Computational Linguistics
About

Dialogue State Tracking

Dialogue state tracking (DST) maintains a running representation of the user's goals and the information exchanged during a conversation, enabling dialogue systems to make informed decisions about subsequent actions.

B_t(s=v) = P(s_t = v | u₁, a₁, …, u_t)

Dialogue state tracking is the task of maintaining an accurate, up-to-date representation of the user's goals and constraints at each turn of a conversation. In a restaurant booking dialogue, for example, the dialogue state might record that the user wants Italian food (cuisine=Italian), in the center of town (area=center), and has not yet specified a price range (price=unknown). Accurate state tracking is critical because the dialogue policy, database queries, and response generation all depend on the current state. Errors in state tracking cascade through the system, leading to irrelevant responses and task failure.

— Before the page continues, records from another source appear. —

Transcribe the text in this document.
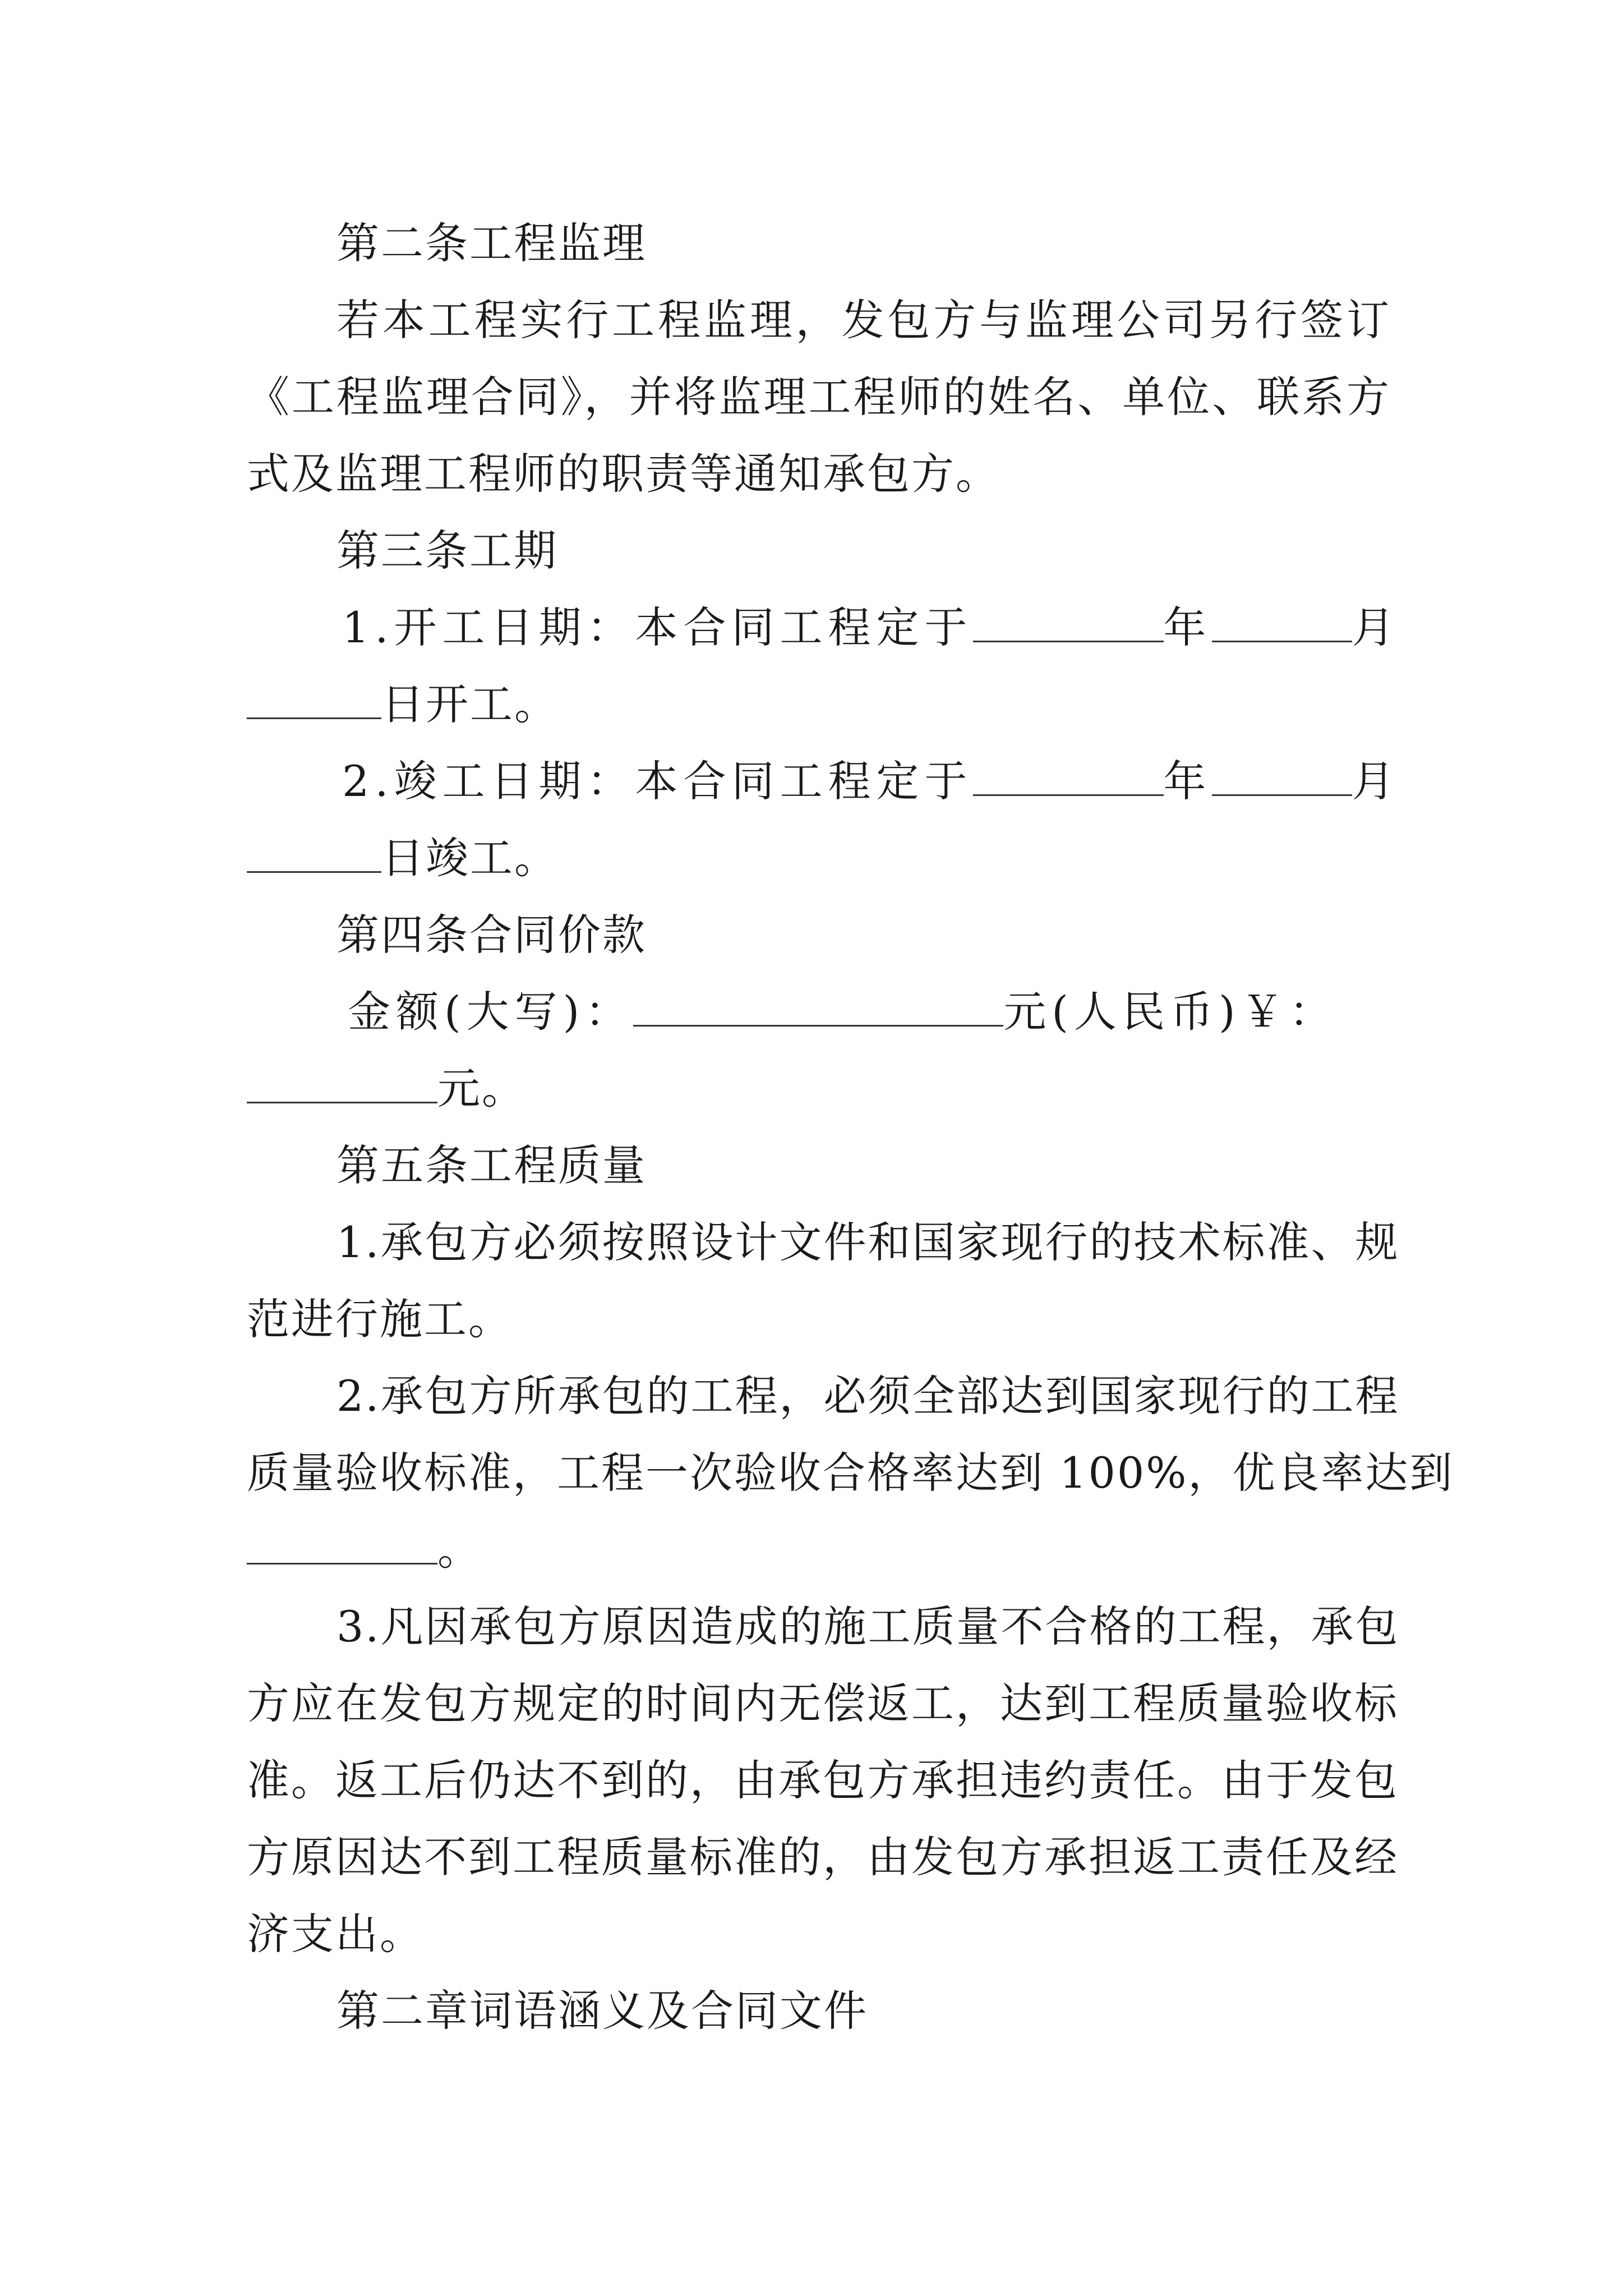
第二条工程监理
若本工程实行工程监理，发包方与监理公司另行签订
《工程监理合同》，并将监理工程师的姓名、单位、联系方
式及监理工程师的职责等通知承包方。
第三条工期
1.开工日期：本合同工程定于	年	月
日开工。
2.竣工日期：本合同工程定于	年	月
日竣工。
第四条合同价款
金额(大写)：	元(人民币)￥：
元。
第五条工程质量
1.承包方必须按照设计文件和国家现行的技术标准、规
范进行施工。
2.承包方所承包的工程，必须全部达到国家现行的工程
质量验收标准，工程一次验收合格率达到 100%，优良率达到
。
3.凡因承包方原因造成的施工质量不合格的工程，承包
方应在发包方规定的时间内无偿返工，达到工程质量验收标
准。返工后仍达不到的，由承包方承担违约责任。由于发包
方原因达不到工程质量标准的，由发包方承担返工责任及经
济支出。
第二章词语涵义及合同文件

Belief State Representation

Dialogue State as Belief Distribution State: B_t = {(s_i, P_t(v | s_i)) | s_i ∈ Slots}

Example at turn t:
B_t(cuisine) = {Italian: 0.85, Chinese: 0.10, dontcare: 0.05}
B_t(area) = {center: 0.92, north: 0.05, dontcare: 0.03}
B_t(price) = {unknown: 1.0}

Joint goal accuracy = P(∀s_i: argmax_v B_t(v|s_i) = v*_i)

The dialogue state is typically represented as a belief state — a probability distribution over possible slot values for each slot in the domain ontology. Rather than committing to a single interpretation of each user utterance, belief tracking maintains uncertainty, allowing the system to recover gracefully from recognition and understanding errors. The joint goal accuracy metric evaluates whether the predicted values for all slots simultaneously match the ground truth, making it a stringent measure that penalizes any single-slot error.

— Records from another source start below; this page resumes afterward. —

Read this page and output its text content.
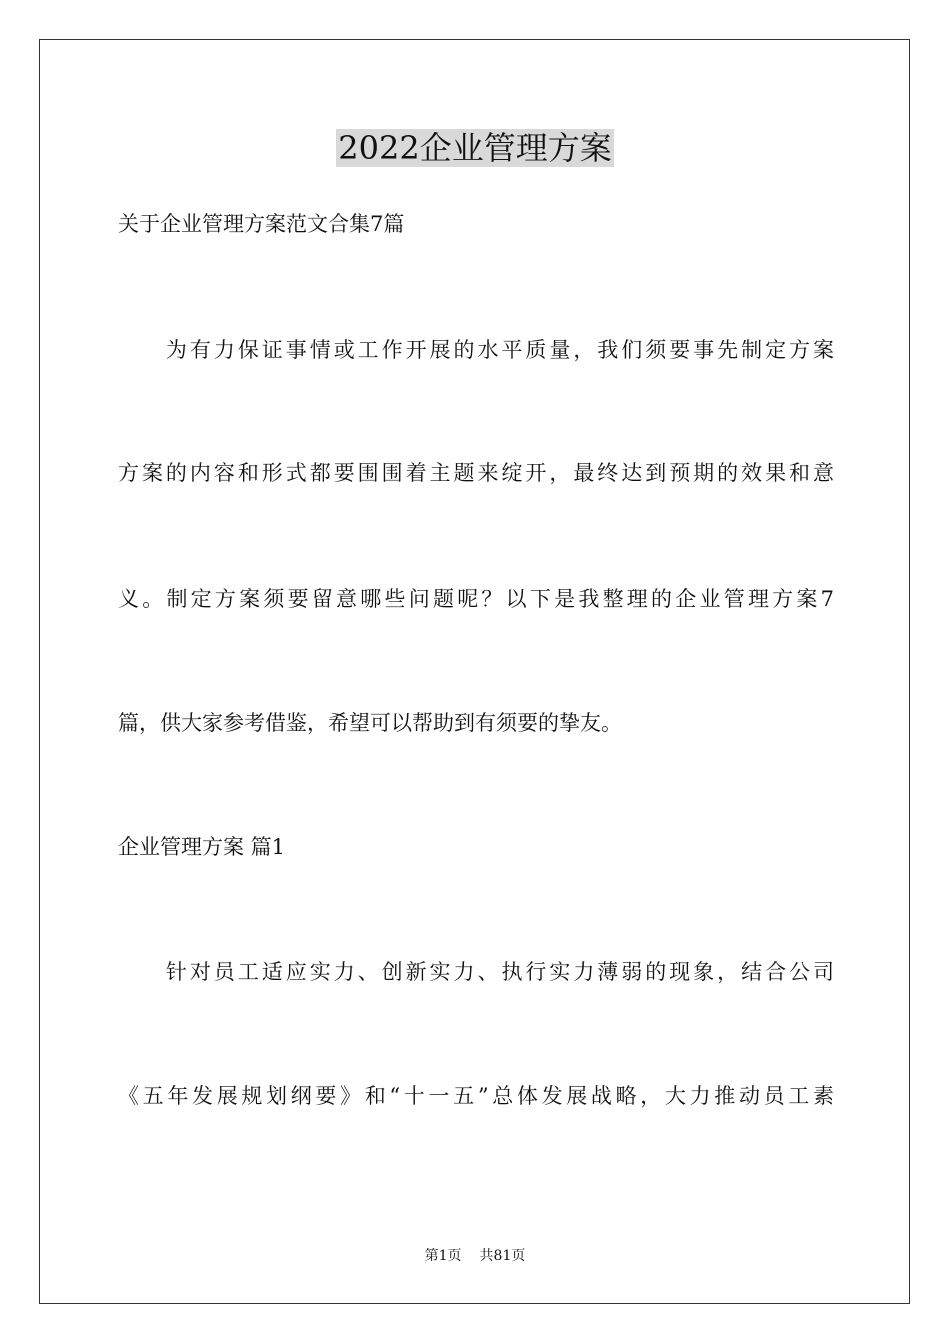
2022企业管理方案

关于企业管理方案范文合集7篇

　　为有力保证事情或工作开展的水平质量，我们须要事先制定方案

方案的内容和形式都要围围着主题来绽开，最终达到预期的效果和意

义。制定方案须要留意哪些问题呢？以下是我整理的企业管理方案7

篇，供大家参考借鉴，希望可以帮助到有须要的挚友。

企业管理方案 篇1

　　针对员工适应实力、创新实力、执行实力薄弱的现象，结合公司

《五年发展规划纲要》和“十一五”总体发展战略，大力推动员工素

第1页 共81页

Statistical and Neural Approaches

Early DST systems used hand-crafted rules to update the dialogue state based on the NLU output. The DSTC (Dialogue State Tracking Challenge) series, beginning with Williams et al. (2013), established standardized evaluation and spurred the development of statistical approaches. Henderson et al. (2014) introduced a neural approach using recurrent networks that operated directly on ASR output, bypassing the NLU module entirely. The NBT (Neural Belief Tracker) of Mrksic et al. (2017) combined pre-trained word embeddings with a learned similarity function, achieving strong results with limited training data by leveraging semantic relationships between slot values.

Open-Vocabulary DST

Traditional DST systems assume a fixed ontology with enumerated slot values, but real-world conversations frequently involve values not seen during training. Open-vocabulary DST approaches address this by generating or extracting slot values from the dialogue context rather than selecting from a predefined list. Models like TRADE (Wu et al., 2019) use copy mechanisms to extract values directly from user utterances, while generative approaches like SOM-DST frame state tracking as a sequence generation problem. This flexibility is essential for practical deployment, where the space of possible user expressions far exceeds what any predefined ontology can capture.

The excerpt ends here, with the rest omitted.